Opioid-naïve, frail, or elderly patients are initiated on low doses: 0.5–1 mg every 8 h; the general population is started on 2.5–5 mg every 8 h. Breakthrough pain can also be treated with methadone, and breakthrough pain dosing should be at least 10–20% of the total daily dosage, given every 3–4 h as needed. Dosing does not need to be symmetric, and since the pain of diabetic neuropathy oftentimes worsens at night, we frequently give a larger dose at bedtime or at any other time of the day when pain tends to increase, such as when individuals are up and about. Titration of the scheduled doses may occur every 4–7 days, as needed, depending on the analgesic response and requirements for breakthrough dosing, with the scheduled doses titrated up to reflect the total dose of methadone received over 24 h (scheduled plus breakthrough doses). Occasionally, we will need to select 6-h dosing in those few patients who do not get a full 8 h of analgesia from their scheduled methadone doses. As the total daily opioid dose increases, the breakthrough dose should also be increased to remain at ∼10–20% of the total daily dose.

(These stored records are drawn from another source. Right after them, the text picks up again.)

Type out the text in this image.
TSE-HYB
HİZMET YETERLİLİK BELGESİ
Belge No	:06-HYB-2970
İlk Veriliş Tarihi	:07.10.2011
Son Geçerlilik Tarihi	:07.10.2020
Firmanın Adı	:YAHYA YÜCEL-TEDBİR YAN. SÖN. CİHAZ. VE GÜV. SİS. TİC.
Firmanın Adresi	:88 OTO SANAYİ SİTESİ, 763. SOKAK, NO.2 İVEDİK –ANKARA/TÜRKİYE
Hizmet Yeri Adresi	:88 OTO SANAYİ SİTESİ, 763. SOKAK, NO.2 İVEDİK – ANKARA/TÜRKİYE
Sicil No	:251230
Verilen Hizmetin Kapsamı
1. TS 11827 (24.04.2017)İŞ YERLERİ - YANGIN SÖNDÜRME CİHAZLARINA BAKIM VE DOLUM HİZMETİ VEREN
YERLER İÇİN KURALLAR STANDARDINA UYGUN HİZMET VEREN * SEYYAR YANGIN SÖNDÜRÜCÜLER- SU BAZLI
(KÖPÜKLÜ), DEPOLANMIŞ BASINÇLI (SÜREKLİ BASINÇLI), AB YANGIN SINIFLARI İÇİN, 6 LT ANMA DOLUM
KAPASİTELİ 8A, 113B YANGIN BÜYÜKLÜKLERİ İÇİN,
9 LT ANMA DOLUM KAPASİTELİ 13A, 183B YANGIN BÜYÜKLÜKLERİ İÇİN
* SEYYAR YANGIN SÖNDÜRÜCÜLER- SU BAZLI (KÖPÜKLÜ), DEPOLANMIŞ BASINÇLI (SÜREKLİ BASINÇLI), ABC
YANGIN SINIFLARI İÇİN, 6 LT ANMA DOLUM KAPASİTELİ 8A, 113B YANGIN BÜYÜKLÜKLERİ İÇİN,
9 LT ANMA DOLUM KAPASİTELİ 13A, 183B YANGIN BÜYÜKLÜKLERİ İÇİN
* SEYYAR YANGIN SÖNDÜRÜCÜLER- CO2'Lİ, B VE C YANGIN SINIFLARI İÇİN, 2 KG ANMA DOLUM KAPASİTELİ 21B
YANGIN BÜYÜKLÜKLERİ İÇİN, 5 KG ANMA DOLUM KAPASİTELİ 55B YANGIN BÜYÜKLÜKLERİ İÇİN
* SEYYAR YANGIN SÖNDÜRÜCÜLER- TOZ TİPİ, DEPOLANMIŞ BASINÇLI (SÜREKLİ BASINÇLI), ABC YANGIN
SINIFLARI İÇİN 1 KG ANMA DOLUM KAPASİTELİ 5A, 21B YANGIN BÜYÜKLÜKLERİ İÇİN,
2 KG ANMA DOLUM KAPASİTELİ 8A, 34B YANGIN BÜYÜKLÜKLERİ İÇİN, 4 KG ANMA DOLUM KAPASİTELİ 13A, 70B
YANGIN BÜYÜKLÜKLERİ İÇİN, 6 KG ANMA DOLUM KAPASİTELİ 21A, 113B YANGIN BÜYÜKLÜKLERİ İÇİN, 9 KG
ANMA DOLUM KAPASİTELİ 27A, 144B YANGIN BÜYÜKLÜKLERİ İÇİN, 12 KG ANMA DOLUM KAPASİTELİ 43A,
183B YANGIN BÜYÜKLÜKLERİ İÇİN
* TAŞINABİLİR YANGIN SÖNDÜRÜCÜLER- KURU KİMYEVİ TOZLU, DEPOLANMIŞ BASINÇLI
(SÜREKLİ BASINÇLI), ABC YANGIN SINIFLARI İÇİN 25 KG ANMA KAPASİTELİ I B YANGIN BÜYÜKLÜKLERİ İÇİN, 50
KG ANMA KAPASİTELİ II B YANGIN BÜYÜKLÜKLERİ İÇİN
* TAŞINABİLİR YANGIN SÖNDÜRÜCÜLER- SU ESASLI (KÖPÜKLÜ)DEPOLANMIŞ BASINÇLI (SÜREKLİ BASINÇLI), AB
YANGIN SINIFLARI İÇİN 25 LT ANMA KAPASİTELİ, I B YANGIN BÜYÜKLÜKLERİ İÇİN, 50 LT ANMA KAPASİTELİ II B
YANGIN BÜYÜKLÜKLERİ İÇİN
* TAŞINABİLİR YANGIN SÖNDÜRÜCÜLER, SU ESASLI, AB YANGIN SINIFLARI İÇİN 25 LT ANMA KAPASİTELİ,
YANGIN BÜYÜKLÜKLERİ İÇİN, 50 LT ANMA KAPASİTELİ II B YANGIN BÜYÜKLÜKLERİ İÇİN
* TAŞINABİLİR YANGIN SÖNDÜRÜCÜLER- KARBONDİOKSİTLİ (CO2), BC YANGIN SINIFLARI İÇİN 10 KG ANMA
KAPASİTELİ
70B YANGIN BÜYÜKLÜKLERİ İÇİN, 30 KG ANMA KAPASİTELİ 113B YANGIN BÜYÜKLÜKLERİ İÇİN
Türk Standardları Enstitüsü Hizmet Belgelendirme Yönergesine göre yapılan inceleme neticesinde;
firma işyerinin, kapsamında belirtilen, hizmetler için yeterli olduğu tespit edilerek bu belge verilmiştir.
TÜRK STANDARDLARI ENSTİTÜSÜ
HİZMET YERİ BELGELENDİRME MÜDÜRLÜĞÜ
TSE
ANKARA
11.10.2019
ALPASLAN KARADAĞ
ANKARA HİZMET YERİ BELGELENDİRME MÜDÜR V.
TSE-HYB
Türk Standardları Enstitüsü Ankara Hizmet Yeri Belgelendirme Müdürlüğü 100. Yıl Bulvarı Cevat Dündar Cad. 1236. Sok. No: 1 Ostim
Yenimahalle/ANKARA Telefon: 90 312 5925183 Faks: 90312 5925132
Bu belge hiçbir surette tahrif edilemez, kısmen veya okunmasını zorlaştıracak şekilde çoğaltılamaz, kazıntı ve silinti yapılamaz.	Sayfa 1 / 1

When converting a patient from another opioid to methadone, the clinician should first convert the current opioid to morphine-equivalent doses using an equianalgesic table. The current morphine equivalent dose then needs to be converted to methadone using a methadone conversion table. It is also important to reduce the initial starting dose of methadone by ∼25–50% because cross-tolerance to the new opioid may be incomplete. Table 1 is the conversion table used by our team.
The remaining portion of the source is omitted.